- Born: Sesha Iyengar Srinivasa Raghavaiyangar 18 July 1849 Gangadharapuram, Tanjore district, Tamil Nadu
- Died: 11 December 1903 (aged 54)
- Occupation: Diwan of Baroda

= S. Srinivasa Raghavaiyangar =

Diwan Bahadur Sesha Iyengar Srinivasa Raghavaiyangar (18 July 1849 – 11 December 1903) was an Indian civil servant and administrator who served as the Diwan of Baroda from 15 July 1896 to 2 October 1901. He was the elder brother of Indian journalist, Kasturi Ranga Iyengar.

==Early life==

Srinivasa Raghavaiyengar was born on 18 July 1849 in Gangadharapuram, Tanjore district. His ancestors had served as high-ranking officials in the courts of Vijayanagar and Thanjavur. He had his education in Madras and graduated in arts.

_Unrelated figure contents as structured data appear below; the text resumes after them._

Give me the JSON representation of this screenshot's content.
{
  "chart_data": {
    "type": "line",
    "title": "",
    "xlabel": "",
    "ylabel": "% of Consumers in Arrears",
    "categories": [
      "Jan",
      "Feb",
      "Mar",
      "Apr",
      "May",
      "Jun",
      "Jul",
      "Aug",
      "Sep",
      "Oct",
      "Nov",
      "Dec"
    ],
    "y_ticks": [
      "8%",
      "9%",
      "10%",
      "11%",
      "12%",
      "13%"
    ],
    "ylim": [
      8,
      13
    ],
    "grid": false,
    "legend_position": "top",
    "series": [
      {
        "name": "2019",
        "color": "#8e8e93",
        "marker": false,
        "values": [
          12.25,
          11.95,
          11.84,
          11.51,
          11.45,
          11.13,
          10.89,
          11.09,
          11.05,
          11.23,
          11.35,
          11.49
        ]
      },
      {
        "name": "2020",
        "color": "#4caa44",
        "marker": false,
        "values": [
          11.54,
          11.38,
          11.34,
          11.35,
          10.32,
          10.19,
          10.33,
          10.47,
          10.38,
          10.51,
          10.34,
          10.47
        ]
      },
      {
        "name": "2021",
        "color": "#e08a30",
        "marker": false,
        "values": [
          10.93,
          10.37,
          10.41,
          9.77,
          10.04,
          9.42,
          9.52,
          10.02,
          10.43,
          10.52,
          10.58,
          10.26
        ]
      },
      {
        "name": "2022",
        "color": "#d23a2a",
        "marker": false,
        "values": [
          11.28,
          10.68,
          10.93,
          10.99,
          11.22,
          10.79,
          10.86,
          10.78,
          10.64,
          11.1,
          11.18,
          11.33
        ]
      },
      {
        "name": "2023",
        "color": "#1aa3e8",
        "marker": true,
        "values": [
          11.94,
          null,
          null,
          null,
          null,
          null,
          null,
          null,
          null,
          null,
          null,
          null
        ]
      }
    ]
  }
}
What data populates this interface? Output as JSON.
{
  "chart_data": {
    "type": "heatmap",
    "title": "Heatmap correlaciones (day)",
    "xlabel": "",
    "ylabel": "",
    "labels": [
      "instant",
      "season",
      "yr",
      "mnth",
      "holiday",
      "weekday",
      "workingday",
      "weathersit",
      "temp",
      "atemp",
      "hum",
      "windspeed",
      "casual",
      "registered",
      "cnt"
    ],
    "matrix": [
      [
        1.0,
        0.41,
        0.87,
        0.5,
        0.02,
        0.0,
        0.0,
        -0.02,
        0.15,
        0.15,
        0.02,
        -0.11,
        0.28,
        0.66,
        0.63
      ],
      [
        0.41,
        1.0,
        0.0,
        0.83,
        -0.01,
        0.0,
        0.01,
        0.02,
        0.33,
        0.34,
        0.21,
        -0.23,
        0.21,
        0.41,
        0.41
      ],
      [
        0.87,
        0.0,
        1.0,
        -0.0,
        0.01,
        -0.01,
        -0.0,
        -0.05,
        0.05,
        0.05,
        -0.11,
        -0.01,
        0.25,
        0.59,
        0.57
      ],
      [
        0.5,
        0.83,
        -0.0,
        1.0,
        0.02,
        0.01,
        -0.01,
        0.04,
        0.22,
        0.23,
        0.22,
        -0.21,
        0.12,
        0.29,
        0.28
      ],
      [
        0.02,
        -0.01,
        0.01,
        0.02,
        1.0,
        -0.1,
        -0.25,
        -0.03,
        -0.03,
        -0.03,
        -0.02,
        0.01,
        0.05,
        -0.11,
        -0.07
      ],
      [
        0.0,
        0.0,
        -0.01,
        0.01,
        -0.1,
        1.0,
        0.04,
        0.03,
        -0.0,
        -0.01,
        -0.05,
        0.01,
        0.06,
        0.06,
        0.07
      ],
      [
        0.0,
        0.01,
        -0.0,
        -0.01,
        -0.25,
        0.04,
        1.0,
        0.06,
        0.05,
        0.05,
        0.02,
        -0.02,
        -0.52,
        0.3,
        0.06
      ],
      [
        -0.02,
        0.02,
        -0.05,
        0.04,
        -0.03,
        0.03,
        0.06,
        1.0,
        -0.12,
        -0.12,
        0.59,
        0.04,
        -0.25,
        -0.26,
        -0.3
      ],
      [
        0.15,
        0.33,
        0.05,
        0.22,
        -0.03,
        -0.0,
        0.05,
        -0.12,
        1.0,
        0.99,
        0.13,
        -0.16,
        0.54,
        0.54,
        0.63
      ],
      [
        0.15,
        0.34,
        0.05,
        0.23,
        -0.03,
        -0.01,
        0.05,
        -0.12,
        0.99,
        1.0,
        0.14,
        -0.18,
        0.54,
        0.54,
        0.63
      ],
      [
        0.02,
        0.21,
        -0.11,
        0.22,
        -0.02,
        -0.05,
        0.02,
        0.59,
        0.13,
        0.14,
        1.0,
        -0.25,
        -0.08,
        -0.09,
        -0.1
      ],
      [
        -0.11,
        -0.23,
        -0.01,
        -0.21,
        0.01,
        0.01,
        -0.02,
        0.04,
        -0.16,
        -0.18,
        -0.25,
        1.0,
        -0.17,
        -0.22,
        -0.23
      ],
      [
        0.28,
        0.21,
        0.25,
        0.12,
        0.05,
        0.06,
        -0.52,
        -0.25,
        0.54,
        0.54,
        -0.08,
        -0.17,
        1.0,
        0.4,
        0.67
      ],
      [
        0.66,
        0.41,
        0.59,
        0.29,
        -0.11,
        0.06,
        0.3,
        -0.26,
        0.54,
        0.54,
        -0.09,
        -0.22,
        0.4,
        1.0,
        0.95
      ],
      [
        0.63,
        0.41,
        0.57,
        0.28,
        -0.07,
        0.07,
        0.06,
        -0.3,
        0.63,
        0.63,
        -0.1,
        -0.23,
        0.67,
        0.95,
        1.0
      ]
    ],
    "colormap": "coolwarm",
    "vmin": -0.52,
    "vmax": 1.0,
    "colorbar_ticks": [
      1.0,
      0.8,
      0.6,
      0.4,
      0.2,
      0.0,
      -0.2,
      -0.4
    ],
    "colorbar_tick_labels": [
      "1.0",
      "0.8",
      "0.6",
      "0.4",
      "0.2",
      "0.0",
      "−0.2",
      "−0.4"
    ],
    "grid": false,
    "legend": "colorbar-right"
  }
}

He served as the Inspector General of Registration in the Madras Presidency during the 1880s and 1890s.

==Magnum opus==

In July 1890, Srinivasa Raghavaiyangar was commissioned by the then Governor of Madras, Lord Connemara to examine "whether the economic condition of the Madras Presidency has on the whole improved or deteriorated during the last 40 or 50 years of British Administration and of writing a Memorandum on the subject". This project was planned in order to refute claims of exploitation made by Indian nationalists. Srinivasa Raghavaiyangar made a detailed study of the economic condition of the people and in 1893, published his report Memorandum of Progress of the Madras Presidency during the last forty years of British administration considered by many to be his magnum opus.